The Trouble With Insiders: Albanian informant has checkered past

Day 62

The Trouble With Insiders: Albanian informant has checkered past

Day 62

The Trouble with Insiders

In addition to survivors, experts and international politicians, so-called 'insiders' are a potentially valuable source of evidence to prove an indictment. However, they are also the least likely to cooperate and the most troublesome in their testimony. Lead prosecutor Geoffrey Nice addressed this problem to the court in arguing for an extended timeline.

'This is the largest case of its kind since the Second World War. Cases like this would be easy to prove if one member of the inner circle were able to come and give accurate evidence of what happened. [The case] could almost be proved with one witness. It is not like that. The closer [the witness is] to the accused, the more difficult [he is] to approach and to use.'

Part of the difficulty in using insider testimony results from the adversary system of trying cases, in which witnesses are subject to cross-examination from the opposing side. Cross-examination of an insider witness can uncover past crimes, collusion, or impure motives that can call all the preceding testimony into question, and cause great embarrassment or even danger for the witness. Unsurprisingly, the prosecution hasn't had much luck in convincing members of Milosevic's inner circle to come before the Court. Those insiders who have come have not been part of Milosevic's inner circle, but they nonetheless have been subjected to his extremely confrontational cross-examinations, during which he dissects questionable periods in the witness's past in order to discredit the testimony.

Witness K-5, who testified on May 24th and 27th, was an ethnic Albanian who acted as an informant for the Serb police and military in Kosovo. The Tribunal granted him protected witness status, meaning that he was screened from the public while testifying, and any details that could identify him or his place of residence were stricken from the court record. In addition to detailed questioning about K-5's past illegal activities, Milosevic pressed him about which benefits had been conferred by his protected witness status. Although Judge May intervened to say 'that isn't a matter for the witness,' Milosevic's implication was that K-5 had been offered or promised something beyond confidentiality in exchange for his testimony.

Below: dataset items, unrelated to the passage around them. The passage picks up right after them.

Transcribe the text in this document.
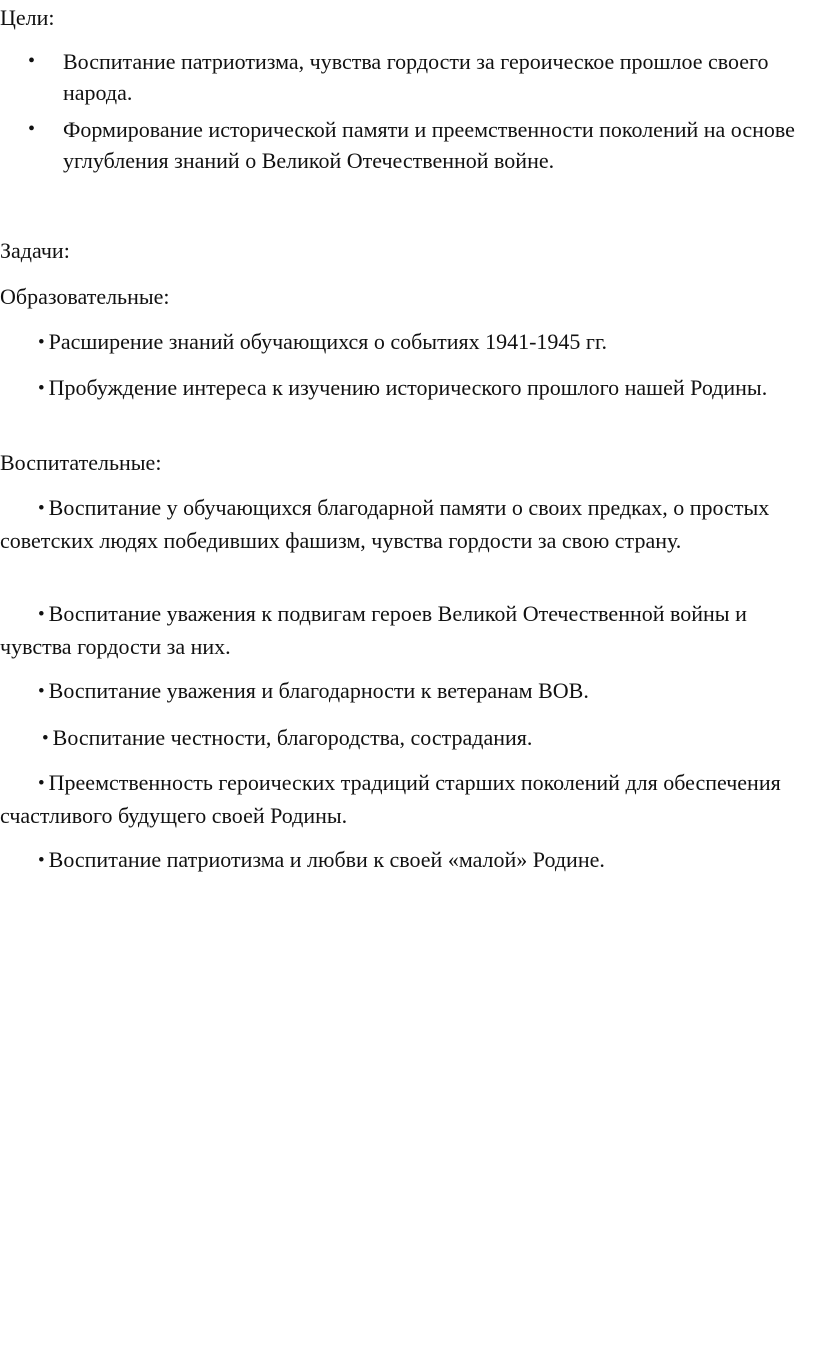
Цели:
• Воспитание патриотизма, чувства гордости за героическое прошлое своего народа.
• Формирование исторической памяти и преемственности поколений на основе углубления знаний о Великой Отечественной войне.
Задачи:
Образовательные:
• Расширение знаний обучающихся о событиях 1941-1945 гг.
• Пробуждение интереса к изучению исторического прошлого нашей Родины.
Воспитательные:
• Воспитание у обучающихся благодарной памяти о своих предках, о простых советских людях победивших фашизм, чувства гордости за свою страну.
• Воспитание уважения к подвигам героев Великой Отечественной войны и чувства гордости за них.
• Воспитание уважения и благодарности к ветеранам ВОВ.
• Воспитание честности, благородства, сострадания.
• Преемственность героических традиций старших поколений для обеспечения счастливого будущего своей Родины.
• Воспитание патриотизма и любви к своей «малой» Родине.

In many jurisdictions, it is not uncommon for insider witnesses to be offered plea bargains, physical protection, or even monetary compensation in exchange for their cooperation with a court. The Tribunal itself may shortly face its first decision on whether to grant amnesty from future prosecution to a potential insider witness. However, such trade-offs only increase the likelihood that a witness's testimony will be perceived as bought, and therefore untrustworthy. A more ideal system, suggests Mr. Nice, might be one in which the court could simply require any witness to appear before it. Because the appearance would be mandatory, the issue of bought testimony would disappear, and it might be more difficult to use a checkered past to impeach parts of the testimony that seemed otherwise trustworthy.

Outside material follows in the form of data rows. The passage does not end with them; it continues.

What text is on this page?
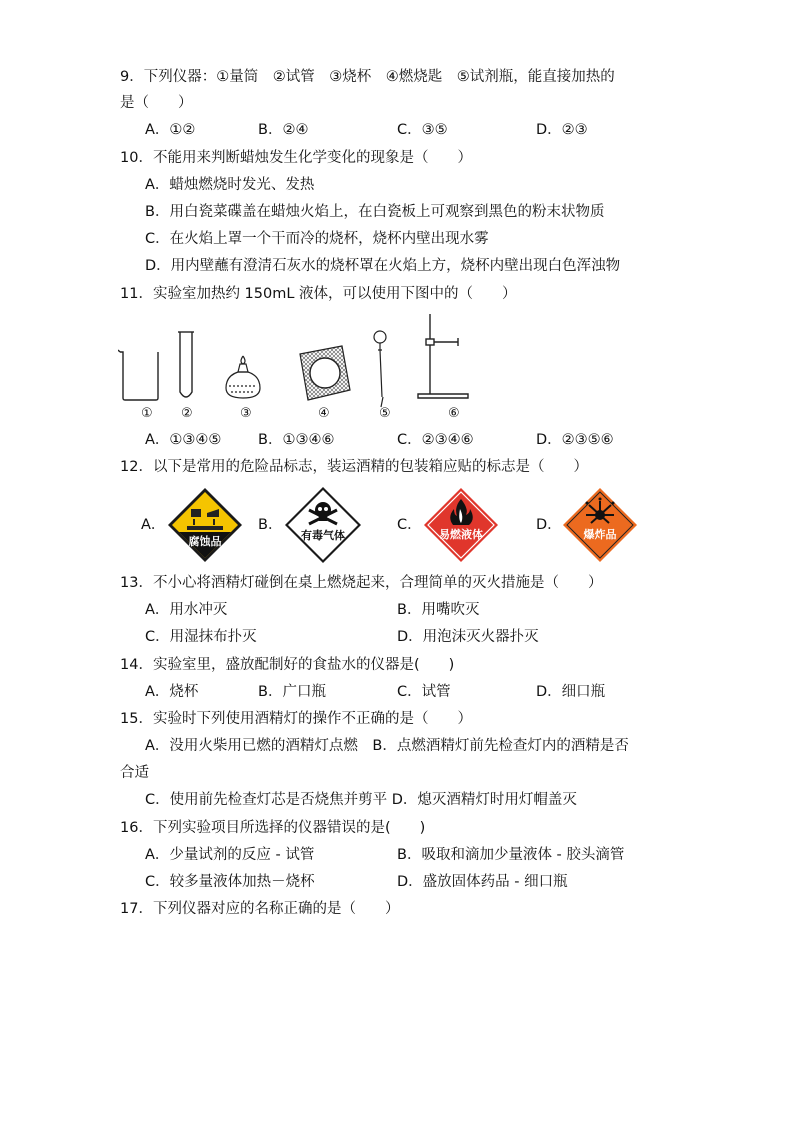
9．下列仪器：①量筒　②试管　③烧杯　④燃烧匙　⑤试剂瓶，能直接加热的
是（　　）
A．①②	B．②④	C．③⑤	D．②③
10．不能用来判断蜡烛发生化学变化的现象是（　　）
A．蜡烛燃烧时发光、发热
B．用白瓷菜碟盖在蜡烛火焰上，在白瓷板上可观察到黑色的粉末状物质
C．在火焰上罩一个干而冷的烧杯，烧杯内壁出现水雾
D．用内壁蘸有澄清石灰水的烧杯罩在火焰上方，烧杯内壁出现白色浑浊物
11．实验室加热约 150mL 液体，可以使用下图中的（　　）
① ②	③	④	⑤	⑥
A．①③④⑤	B．①③④⑥	C．②③④⑥	D．②③⑤⑥
12．以下是常用的危险品标志，装运酒精的包装箱应贴的标志是（　　）
A．	B．	C．	D．
腐蚀品	有毒气体	易燃液体	爆炸品
13．不小心将酒精灯碰倒在桌上燃烧起来，合理简单的灭火措施是（　　）
A．用水冲灭	B．用嘴吹灭
C．用湿抹布扑灭	D．用泡沫灭火器扑灭
14．实验室里，盛放配制好的食盐水的仪器是(　　)
A．烧杯	B．广口瓶	C．试管	D．细口瓶
15．实验时下列使用酒精灯的操作不正确的是（　　）
A．没用火柴用已燃的酒精灯点燃　B．点燃酒精灯前先检查灯内的酒精是否
合适
C．使用前先检查灯芯是否烧焦并剪平 D．熄灭酒精灯时用灯帽盖灭
16．下列实验项目所选择的仪器错误的是(　　)
A．少量试剂的反应 - 试管	B．吸取和滴加少量液体 - 胶头滴管
C．较多量液体加热－烧杯	D．盛放固体药品 - 细口瓶
17．下列仪器对应的名称正确的是（　　）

Under any system, the court must perform a balancing act of extracting the most convincing elements of testimony from a witness whose past indicates the potential for dishonesty. Milosevic's style of aggressive cross-examination into the motives and pasts of insider witnesses might be more damaging to the prosecution if the case were being tried before a jury. Lay members of a jury might be more likely than judges to discredit all testimony from a witness perceived as compromised or criminal. Still, the court could take a more active role in controlling Milosevic's questioning, especially when testimony is heard from insiders. To date, the court has been reluctant to greatly curtail Milosevic's defense tactics in an effort to accommodate the fact that he is representing himself. However, a tighter grip over his cross-examinations would serve the triple purpose of keeping prejudicial but irrelevant information about the witnesses from the record, protecting the witnesses from unnecessary embarrassment, and saving time needed for a complete and fair trial.

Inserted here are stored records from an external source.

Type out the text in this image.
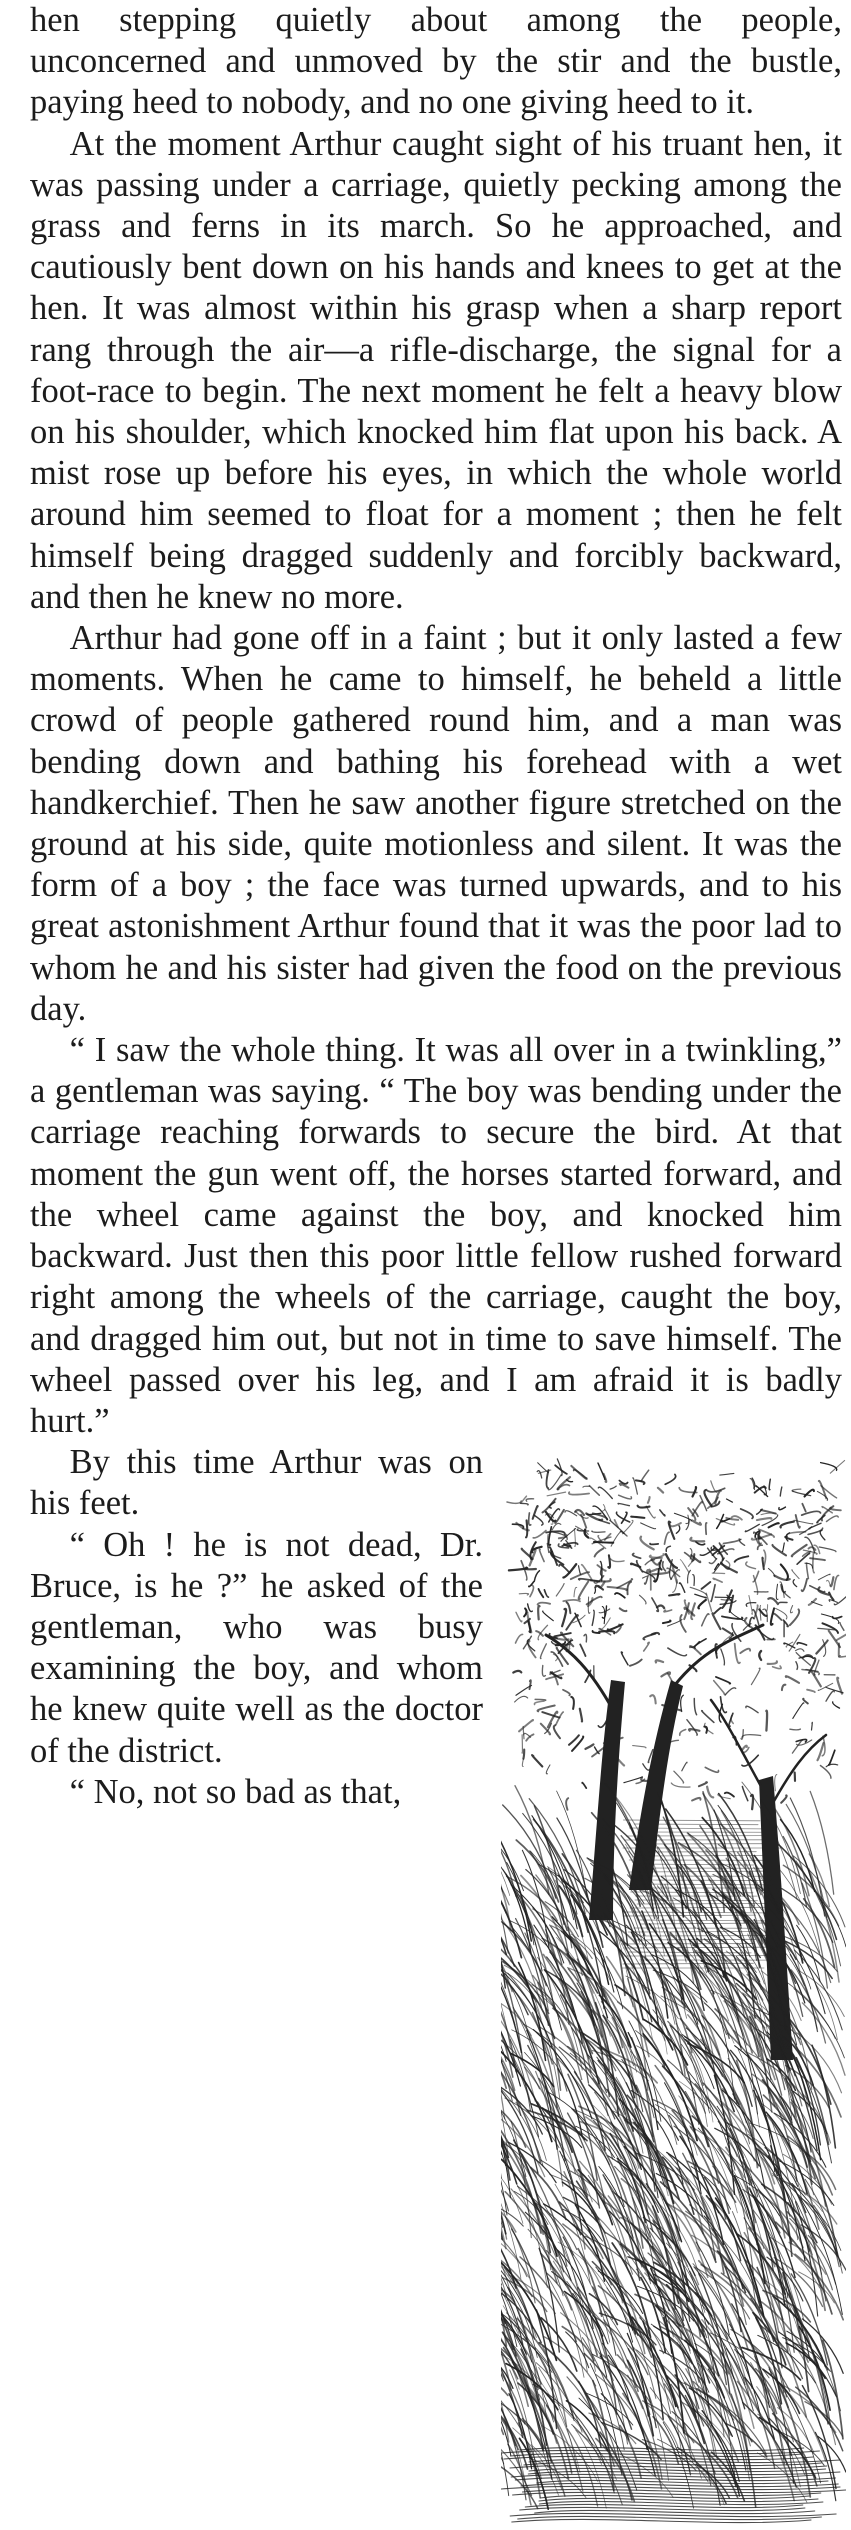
hen stepping quietly about among the people, unconcerned and unmoved by the stir and the bustle, paying heed to nobody, and no one giving heed to it.

At the moment Arthur caught sight of his truant hen, it was passing under a carriage, quietly pecking among the grass and ferns in its march. So he approached, and cautiously bent down on his hands and knees to get at the hen. It was almost within his grasp when a sharp report rang through the air—a rifle-discharge, the signal for a foot-race to begin. The next moment he felt a heavy blow on his shoulder, which knocked him flat upon his back. A mist rose up before his eyes, in which the whole world around him seemed to float for a moment ; then he felt himself being dragged suddenly and forcibly backward, and then he knew no more.

Arthur had gone off in a faint ; but it only lasted a few moments. When he came to himself, he beheld a little crowd of people gathered round him, and a man was bending down and bathing his forehead with a wet handkerchief. Then he saw another figure stretched on the ground at his side, quite motionless and silent. It was the form of a boy ; the face was turned upwards, and to his great astonishment Arthur found that it was the poor lad to whom he and his sister had given the food on the previous day.

“ I saw the whole thing. It was all over in a twinkling,” a gentleman was saying. “ The boy was bending under the carriage reaching forwards to secure the bird. At that moment the gun went off, the horses started forward, and the wheel came against the boy, and knocked him backward. Just then this poor little fellow rushed forward right among the wheels of the carriage, caught the boy, and dragged him out, but not in time to save himself. The wheel passed over his leg, and I am afraid it is badly hurt.”

By this time Arthur was on his feet.

“ Oh ! he is not dead, Dr. Bruce, is he ?” he asked of the gentleman, who was busy examining the boy, and whom he knew quite well as the doctor of the district.

“ No, not so bad as that,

The three-judge panel has relatively wide discretion in controlling the course of examination of a witness pursuant to Rule 90 of the Tribunal Rules of Evidence. This rule gives the Court the affirmative power to control the mode of questioning in order to most effectively ascertain truth and avoid needless consumption of time. While cross-examination can be used to impeach the credibility of a witness, the rules do give the court discretion in limiting the nature of such examination. In the United States, the ability to cross examine witnesses is constitutionally guaranteed by the Sixth Amendment, but the United States Supreme Court has held that this does not mean a defendant may cross-examine a witness in any way or to any extent he or she desires. For example, questioning a witness about past criminal convictions is often allowed, but can be limited to the facts of conviction, not the underlying details. Also, evidence of past misconduct can be limited if it does not tend to show bias or untruthfulness in the testimony, and judges have discretion to exclude only remotely relevant evidence.